I am Yanna and I am building a racing car. I am now trying to calculate the tire drag of this car when cornering, but I'm stuck on something.

In order to find the tire drag, I need the normal load on each wheel. To find this, I made some equations:
1) the sum of the normal load over all four wheels equals the total gravity force;
2) the sum of the momenta around the Center of Gravity in pitch direction is zero;
3) the sum of the momenta around the Center of Gravity in roll direction is zero.
However, I now have 3 equations and 4 unknowns, so I cannot calculate the normal load on each wheel. What should the fourth equation be?
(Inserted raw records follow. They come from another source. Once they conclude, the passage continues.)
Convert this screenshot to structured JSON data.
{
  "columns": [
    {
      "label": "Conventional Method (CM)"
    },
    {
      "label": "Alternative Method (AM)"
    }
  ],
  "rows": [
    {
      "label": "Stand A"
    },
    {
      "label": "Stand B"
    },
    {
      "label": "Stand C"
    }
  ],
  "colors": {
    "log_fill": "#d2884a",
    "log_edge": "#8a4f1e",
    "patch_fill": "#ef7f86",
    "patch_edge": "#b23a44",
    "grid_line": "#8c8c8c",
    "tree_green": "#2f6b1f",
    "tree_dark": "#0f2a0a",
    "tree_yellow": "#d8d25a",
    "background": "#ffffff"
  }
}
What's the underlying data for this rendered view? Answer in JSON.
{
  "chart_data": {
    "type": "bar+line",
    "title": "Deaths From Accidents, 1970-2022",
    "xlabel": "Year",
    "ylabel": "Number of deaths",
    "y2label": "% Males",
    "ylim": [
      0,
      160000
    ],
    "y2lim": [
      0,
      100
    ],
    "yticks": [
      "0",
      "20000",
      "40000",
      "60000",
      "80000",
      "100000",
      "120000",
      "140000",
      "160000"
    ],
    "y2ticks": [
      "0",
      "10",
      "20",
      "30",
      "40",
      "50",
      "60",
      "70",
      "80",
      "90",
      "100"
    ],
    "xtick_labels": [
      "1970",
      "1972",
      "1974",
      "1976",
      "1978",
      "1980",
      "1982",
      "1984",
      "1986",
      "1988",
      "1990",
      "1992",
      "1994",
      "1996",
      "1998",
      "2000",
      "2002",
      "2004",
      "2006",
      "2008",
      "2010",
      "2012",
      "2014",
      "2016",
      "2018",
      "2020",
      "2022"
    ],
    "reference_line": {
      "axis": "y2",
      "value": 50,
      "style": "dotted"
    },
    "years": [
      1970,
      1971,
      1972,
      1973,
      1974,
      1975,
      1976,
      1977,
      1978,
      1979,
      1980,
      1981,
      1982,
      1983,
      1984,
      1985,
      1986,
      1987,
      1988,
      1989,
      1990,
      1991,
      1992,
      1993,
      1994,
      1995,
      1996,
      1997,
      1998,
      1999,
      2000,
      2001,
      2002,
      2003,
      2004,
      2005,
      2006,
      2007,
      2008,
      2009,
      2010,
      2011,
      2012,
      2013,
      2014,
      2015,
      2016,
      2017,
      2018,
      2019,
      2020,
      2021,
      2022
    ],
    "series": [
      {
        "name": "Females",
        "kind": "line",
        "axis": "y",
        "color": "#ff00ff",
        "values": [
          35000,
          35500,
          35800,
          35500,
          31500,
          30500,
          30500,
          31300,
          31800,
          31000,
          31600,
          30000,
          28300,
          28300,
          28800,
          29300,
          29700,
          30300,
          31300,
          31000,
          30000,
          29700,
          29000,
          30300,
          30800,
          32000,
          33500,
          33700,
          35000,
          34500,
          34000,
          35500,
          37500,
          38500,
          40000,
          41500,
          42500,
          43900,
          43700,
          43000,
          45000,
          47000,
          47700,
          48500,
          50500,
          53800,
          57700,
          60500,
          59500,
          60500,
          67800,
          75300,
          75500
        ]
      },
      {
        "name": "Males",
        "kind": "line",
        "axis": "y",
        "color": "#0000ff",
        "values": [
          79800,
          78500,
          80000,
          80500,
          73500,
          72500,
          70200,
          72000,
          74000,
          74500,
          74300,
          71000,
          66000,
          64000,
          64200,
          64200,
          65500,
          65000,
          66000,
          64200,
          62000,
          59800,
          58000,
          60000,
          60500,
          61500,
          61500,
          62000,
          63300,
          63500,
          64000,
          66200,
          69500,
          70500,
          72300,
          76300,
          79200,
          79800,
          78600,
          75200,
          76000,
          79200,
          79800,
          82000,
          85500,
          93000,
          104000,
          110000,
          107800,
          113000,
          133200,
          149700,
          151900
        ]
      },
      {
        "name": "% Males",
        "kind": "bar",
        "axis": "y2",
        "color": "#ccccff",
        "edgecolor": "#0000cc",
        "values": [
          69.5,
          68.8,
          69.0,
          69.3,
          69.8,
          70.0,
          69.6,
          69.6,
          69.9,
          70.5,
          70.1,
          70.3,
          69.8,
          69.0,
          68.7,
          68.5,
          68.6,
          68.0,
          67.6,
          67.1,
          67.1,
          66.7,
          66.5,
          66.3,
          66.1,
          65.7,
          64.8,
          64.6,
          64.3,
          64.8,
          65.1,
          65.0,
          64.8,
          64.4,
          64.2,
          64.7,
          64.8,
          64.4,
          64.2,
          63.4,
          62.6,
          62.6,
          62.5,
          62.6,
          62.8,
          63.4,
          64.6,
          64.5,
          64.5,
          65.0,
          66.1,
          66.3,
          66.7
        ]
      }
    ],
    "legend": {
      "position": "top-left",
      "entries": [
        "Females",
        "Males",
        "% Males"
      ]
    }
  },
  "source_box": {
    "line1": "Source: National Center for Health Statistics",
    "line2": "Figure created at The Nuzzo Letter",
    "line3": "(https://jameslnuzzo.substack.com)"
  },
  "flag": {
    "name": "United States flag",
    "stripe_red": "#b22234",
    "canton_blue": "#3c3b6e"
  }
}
I have some ideas:
a) The sum of the momenta around the Center of Gravity in yaw direction is zero;
b) Some equation regarding the torsion of the car being zero. (I would not know how to make this equation)

Is any of these ideas correct or is it another equation that I should use?

charlyfierros
0
Joined: Mon Oct 13, 2008 8:52 am

### Re: Weight distribution on tires

Yanna.
The equation b is what you would need but don't worry about that.
If you need only drag for linear motion or acceleration suppose the car simetric wheel load on right equal to the left..
Regards

Tim.Wright
444 Joined: Fri Feb 13, 2009 5:29 am

### Re: Weight distribution on tires

With 4 wheels the vertical equilibrium is over constrained so you need to know a lot of info about the suspension and tyres to calculate the vertical loads.

Are you trying to calculate lateral slip induced drag? How accurate does it need to be?
Not the engineer at Force India

Greg Locock
168
Joined: Fri Jun 29, 2012 11:48 pm

### Re: Weight distribution on tires

As Tim says. It's the 4 legged stool problem, there is no solution in simple statics. If you have trouble imagining why imagine fitting adjustable spring seats to each wheel. Wind FL and RR down until one or both of the other wheels lifts off the ground. The sum (FL+RR)-(FR+RL) tells you how much diagonal weighting you have.

DiogoBrand
93 Joined: Thu May 14, 2015 6:02 pm
Location: Brazil

### Re: Weight distribution on tires

It's probably a similar problem to what we have on Civil Engineering with Hyperstatic structures. You won't solve it by analyzing the car as a perfect solid, you need to have the elastic characteristics of each contact point in mind, like spring rates, tyre compression rates and even chassis stiffness if possible.